Seems like humans have always had a fascination with the stars—looking up into the sky and wondering about galaxies far away. In fact, astronomy, or the study of the universe and stars, is perhaps one of the oldest scientific disciplines.
Today with the advent of powerful computers, astronomers can use complex mathematical models to study how stars interact. They can see the formation and collisions of star clusters and galaxies, where black holes exist.
Looking at the video below, you can see how a GPU simulation, created over 5 hours, shows the radial fall of a star cluster toward a massive black hole in the center of our galaxy. This black hole has a mass 10 times greater than the star cluster
At the University of Rome, we developed a new software application called NBSymple that takes advantage of a hybrid combination of CPUs and GPUs. It uses the OpenMP directives model along with the CUDA parallel programming model for GPUs. For the hard core technies out there, we used a high precision, symplectic, algorithm for time integration, which guarantees energy conservation.
We compared our software with various processor technologies, using both single precision and double precision floating point arithmetic. The results were dramatic — just one Tesla C1060 GPU ran 330 times faster than 2 Quad Core Intel Xeon 2.00 GHz CPUs for a star system with N=7680 stars. When we added the 2nd Tesla C1060 GPU, the application ran two times as fast.

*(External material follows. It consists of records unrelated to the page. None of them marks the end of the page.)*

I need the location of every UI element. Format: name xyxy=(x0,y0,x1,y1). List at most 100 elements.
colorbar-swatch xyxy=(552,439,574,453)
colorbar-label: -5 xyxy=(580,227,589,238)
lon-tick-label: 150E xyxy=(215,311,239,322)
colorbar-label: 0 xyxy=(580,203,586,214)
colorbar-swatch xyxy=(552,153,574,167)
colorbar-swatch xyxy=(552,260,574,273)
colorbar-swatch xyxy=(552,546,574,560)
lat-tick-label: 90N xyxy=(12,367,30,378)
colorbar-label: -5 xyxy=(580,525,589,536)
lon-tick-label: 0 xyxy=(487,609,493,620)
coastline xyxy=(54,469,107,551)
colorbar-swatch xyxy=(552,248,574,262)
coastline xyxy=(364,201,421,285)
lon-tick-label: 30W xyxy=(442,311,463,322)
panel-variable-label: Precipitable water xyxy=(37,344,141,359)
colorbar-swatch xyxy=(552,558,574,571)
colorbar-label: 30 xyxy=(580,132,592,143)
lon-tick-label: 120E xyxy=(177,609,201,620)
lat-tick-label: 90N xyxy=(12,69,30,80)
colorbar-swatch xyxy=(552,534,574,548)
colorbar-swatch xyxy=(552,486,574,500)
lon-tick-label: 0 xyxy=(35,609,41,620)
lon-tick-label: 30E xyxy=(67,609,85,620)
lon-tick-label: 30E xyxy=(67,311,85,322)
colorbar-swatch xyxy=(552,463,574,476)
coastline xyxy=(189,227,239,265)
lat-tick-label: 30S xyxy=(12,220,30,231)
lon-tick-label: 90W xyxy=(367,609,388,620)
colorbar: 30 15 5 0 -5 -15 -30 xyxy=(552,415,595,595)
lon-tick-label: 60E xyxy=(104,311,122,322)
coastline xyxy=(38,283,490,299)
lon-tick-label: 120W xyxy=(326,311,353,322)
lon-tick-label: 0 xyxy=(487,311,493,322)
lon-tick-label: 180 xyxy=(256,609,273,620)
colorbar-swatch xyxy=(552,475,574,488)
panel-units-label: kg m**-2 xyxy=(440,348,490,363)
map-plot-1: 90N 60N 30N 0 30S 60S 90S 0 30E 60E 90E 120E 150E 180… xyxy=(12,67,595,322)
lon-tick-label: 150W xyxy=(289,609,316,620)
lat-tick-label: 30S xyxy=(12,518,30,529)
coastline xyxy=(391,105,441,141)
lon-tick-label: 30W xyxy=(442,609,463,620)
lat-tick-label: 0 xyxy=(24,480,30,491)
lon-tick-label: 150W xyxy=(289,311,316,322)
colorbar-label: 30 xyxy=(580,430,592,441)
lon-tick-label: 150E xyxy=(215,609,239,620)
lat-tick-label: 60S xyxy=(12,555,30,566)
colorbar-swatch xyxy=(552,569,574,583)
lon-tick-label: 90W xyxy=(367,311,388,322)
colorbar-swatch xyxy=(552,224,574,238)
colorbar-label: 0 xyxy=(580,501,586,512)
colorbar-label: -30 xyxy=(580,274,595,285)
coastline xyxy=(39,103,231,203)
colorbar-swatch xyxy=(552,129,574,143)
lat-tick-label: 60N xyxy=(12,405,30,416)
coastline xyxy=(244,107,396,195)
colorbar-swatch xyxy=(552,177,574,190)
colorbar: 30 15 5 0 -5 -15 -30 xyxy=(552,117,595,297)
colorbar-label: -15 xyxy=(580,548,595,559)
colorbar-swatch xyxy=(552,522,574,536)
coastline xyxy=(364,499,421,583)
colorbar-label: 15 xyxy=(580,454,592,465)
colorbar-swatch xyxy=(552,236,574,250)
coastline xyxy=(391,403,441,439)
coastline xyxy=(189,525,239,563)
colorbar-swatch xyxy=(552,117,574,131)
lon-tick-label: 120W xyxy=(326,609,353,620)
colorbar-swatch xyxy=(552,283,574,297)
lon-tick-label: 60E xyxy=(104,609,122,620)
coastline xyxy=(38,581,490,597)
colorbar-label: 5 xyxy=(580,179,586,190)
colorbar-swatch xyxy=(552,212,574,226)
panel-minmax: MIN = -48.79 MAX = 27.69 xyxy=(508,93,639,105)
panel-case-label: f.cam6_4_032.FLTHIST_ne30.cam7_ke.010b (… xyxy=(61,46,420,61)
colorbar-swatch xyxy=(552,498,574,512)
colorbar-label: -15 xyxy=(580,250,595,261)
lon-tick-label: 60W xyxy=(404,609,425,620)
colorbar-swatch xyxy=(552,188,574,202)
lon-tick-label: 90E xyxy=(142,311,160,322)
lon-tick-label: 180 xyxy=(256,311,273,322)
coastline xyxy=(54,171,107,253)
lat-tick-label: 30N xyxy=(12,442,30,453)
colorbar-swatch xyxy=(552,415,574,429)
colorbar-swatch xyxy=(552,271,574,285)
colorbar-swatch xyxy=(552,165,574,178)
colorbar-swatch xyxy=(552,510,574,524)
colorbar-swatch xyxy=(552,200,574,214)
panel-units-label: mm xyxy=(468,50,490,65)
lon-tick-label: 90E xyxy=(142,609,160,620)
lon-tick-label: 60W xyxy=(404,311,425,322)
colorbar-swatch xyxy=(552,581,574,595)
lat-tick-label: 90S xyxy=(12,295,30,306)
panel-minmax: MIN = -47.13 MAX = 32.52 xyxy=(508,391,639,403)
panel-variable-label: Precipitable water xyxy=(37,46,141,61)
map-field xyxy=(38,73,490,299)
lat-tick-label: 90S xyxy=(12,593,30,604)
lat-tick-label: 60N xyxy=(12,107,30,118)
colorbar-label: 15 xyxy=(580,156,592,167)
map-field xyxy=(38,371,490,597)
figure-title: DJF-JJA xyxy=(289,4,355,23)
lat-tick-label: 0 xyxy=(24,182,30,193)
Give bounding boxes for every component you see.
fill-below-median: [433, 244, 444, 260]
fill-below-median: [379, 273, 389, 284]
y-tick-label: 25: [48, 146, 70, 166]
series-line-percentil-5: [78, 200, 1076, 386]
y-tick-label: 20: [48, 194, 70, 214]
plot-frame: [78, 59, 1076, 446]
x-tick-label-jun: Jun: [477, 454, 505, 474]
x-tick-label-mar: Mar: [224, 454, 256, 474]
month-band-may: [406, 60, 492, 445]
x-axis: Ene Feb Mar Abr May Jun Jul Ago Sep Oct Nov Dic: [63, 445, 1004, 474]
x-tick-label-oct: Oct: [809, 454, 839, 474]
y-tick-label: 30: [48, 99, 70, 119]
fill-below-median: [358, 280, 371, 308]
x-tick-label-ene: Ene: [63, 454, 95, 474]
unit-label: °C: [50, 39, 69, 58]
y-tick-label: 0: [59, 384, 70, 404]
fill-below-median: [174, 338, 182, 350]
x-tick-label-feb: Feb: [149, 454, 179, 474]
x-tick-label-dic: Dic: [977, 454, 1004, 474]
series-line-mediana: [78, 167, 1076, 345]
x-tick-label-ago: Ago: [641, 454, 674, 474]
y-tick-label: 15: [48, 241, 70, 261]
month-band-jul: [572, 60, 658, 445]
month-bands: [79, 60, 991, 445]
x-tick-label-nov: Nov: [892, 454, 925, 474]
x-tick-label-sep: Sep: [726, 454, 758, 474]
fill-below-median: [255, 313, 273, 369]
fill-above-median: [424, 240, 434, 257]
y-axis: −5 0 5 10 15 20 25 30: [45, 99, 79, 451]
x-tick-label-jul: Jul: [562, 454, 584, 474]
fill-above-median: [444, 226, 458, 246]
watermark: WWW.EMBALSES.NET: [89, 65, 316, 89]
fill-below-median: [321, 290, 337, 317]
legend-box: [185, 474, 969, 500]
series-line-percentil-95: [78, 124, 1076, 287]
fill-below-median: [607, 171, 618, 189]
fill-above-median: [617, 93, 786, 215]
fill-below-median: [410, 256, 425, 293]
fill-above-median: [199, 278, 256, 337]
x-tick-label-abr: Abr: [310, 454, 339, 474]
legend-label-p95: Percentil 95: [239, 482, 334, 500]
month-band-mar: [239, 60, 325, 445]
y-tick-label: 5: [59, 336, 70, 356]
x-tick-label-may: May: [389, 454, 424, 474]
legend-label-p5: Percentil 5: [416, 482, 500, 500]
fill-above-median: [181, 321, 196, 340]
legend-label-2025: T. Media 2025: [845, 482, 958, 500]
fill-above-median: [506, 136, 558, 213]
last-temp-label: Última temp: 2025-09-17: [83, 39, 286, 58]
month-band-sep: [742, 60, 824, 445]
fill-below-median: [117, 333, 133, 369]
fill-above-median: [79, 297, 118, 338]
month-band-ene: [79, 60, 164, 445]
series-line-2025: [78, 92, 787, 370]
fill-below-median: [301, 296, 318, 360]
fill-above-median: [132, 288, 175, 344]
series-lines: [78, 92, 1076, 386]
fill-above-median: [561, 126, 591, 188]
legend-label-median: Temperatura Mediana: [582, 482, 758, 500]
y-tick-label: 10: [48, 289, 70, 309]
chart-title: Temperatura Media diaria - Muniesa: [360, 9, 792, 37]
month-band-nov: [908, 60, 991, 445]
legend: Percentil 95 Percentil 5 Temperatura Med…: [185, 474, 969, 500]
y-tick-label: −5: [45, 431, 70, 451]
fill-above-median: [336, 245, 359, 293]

It took 2 Tesla GPUs 1 minute to evaluate all the forces among N=1,536,000 stars in a stellar Globular Cluster; this means that in less than 9 days of simulation we can model a full revolution of the Globular Cluster around the center of the Milky Way.
The “real time” revolution of a cluster in the Milky Way takes about 250 million years to be accomplished.
This kind of order of magnitude improvement in simulation enables our research group to study much more complex interactions in the dynamics of self-gravitating systems.